First off, I wanted to thank all of you for your free and friendly advice! Y'all rock! OK, after following it for a while, I got a little overzealous and picked up almost every card that came my way. Now, I think I should clean house (and wallet) and cancel some of these cards. The age of the cards shouldn't matter too much as they've all been opened in the last 8 months. Here's my list: American Express Gold: No Limit American Express Blue: $5K CL American Express Clear: $2K CL Capital One: $2K CL Discover: $2K CL WalMart Discover: $2k CL Working Assets Visa: $4K CL USAA: $9K CL (with $1K on it) Home Depot: $10K CL (with $500 on it) Only the last two carry balances. (Home Depot is slowly getting paid off due to 6 mo no interest/payments which will be paid off before 5 months of that are up). I'm thinking of putting the AMEX Clear, the Cap1, and the Walmart Discover on the chopping block. I should axe the AMEX Gold too as it's the only other one besides the Cap1 that has an annual fee, but I do like the "status". (I know, it's completely petty. Sorry). The Home Depot doesn't have an annual fee, so I'm thinking I should keep that open after it's paid off?

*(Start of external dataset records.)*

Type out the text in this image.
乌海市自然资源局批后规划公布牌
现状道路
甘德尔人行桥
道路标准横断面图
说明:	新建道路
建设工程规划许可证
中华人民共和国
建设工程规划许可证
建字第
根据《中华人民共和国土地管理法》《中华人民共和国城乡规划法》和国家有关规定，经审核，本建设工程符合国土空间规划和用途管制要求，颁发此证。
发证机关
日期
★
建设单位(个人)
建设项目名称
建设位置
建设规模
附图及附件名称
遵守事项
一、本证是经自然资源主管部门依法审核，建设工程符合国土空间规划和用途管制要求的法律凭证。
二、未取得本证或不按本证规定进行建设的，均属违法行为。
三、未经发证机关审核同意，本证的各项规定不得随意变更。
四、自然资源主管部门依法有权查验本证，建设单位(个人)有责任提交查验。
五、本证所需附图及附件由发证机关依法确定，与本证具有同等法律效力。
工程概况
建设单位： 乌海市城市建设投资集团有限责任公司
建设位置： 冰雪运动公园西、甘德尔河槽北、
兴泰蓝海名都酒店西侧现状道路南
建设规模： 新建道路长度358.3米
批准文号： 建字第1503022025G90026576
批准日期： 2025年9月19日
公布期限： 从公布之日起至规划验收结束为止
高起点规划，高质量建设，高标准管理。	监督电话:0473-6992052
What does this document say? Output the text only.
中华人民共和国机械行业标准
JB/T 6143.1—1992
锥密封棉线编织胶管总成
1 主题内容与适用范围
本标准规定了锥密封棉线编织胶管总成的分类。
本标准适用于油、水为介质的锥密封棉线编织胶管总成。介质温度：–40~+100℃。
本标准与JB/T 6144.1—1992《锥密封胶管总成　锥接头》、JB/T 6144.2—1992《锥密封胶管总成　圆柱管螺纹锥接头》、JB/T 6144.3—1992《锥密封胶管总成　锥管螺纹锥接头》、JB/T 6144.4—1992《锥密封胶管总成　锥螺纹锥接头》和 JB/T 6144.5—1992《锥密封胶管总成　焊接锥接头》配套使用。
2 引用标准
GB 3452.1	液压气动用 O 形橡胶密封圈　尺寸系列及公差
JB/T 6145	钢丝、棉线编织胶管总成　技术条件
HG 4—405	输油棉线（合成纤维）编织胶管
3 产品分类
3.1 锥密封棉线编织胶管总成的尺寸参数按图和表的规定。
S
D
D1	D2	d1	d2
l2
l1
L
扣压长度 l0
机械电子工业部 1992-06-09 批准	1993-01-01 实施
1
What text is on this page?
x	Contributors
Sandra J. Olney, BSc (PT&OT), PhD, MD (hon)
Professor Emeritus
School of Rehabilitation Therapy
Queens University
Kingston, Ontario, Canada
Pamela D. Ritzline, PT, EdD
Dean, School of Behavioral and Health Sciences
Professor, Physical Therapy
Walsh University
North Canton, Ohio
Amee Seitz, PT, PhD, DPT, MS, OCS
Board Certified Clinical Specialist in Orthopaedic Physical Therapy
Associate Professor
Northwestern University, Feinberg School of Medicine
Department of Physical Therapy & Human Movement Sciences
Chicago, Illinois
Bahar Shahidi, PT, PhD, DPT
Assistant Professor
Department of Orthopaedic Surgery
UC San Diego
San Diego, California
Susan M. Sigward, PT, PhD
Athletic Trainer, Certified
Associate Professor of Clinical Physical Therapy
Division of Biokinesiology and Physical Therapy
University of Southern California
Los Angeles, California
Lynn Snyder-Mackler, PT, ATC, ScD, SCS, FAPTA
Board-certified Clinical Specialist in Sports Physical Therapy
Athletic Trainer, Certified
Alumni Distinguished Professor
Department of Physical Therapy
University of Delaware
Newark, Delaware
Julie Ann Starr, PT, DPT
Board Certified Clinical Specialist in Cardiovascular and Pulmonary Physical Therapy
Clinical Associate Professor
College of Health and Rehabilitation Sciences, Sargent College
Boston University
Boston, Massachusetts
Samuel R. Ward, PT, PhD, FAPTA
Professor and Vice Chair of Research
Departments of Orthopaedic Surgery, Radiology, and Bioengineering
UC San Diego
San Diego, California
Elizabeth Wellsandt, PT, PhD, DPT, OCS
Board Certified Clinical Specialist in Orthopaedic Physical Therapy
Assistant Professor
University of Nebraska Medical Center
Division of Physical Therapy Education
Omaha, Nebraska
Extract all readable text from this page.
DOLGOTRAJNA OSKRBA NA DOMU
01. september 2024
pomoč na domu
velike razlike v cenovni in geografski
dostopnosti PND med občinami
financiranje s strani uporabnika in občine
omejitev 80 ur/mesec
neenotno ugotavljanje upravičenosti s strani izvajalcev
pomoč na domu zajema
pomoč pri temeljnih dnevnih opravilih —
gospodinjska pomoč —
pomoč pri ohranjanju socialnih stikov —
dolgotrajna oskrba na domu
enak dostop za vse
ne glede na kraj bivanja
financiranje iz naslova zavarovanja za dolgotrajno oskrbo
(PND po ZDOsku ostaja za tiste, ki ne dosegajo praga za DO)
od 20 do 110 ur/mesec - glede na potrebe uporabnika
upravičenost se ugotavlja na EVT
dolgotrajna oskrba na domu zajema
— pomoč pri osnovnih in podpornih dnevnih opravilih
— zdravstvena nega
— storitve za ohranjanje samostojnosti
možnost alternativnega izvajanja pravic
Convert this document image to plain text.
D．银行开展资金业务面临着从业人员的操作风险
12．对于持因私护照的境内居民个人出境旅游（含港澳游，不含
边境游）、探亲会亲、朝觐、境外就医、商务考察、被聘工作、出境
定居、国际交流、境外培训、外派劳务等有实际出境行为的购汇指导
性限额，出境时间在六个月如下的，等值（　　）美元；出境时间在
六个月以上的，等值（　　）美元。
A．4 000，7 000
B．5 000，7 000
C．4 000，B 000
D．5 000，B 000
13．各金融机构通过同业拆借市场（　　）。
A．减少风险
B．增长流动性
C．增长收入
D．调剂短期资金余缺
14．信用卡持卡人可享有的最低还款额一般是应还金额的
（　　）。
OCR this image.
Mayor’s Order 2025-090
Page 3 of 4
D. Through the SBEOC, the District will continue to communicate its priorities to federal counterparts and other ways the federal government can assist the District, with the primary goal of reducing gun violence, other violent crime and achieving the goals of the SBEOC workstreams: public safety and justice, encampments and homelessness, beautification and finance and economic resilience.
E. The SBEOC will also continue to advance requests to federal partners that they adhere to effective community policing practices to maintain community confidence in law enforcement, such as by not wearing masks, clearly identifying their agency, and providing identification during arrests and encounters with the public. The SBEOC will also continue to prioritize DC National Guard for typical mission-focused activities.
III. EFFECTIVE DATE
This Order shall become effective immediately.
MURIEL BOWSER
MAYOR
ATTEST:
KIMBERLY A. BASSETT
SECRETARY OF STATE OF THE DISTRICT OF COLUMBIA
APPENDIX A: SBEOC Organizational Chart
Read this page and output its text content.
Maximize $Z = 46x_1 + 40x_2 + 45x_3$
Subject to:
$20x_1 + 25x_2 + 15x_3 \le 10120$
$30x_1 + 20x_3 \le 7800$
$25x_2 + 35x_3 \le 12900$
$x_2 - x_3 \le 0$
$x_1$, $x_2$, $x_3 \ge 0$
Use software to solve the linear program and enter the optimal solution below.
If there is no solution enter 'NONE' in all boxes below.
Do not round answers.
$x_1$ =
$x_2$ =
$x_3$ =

Other than for cards with annual fees, why close any? You have already taken the FICO hit for the inquiries, and the effect is fading. You want the credit history with "never late, paid as agreed", but that will take time. If you do shift your business by closing one card, planning to open a card on better terms with a different company, open first, then close. The score reviewed to open will be higher if it shows low debt to available credit, particularly with few new accounts. Assuming you manage your finances tightly, using CCs as a method to pay what you have income to pay, not as a way to borrow, just use mainly 1 or two, occasionally use each of the others, maybe once a year, and let the history, and CLs, increase. Never depend on purchase rates for carrying balances, if you choose to carry any. Lock up the rest where they will be safe. Carrying very low balances compared to available credit, but having choices, makes you look low risk, and attractive to other creditors. You can then select increasingly better fixed terms, slowly over time. The time to become an attractive borrower is when you don't need it.
Advice like this is why I thank god I stumbled on to this forum. This advice will also help me in the future when I can finally get my credit right.
ontrack gave you good advice. If you like the status of AMEX and don't mind paying the fee, keep it. Even having multiple cards from the same issuer can be good, as you may get a good offer on one and not another. With multiple cards and low utilization, you will also open yourself to offers for low rate balance transfers. If you manage them well and take low interest money, put it somewhere that gets a higher rate than you have to pay, and take as long as possible to pay it back, you can actually make some money.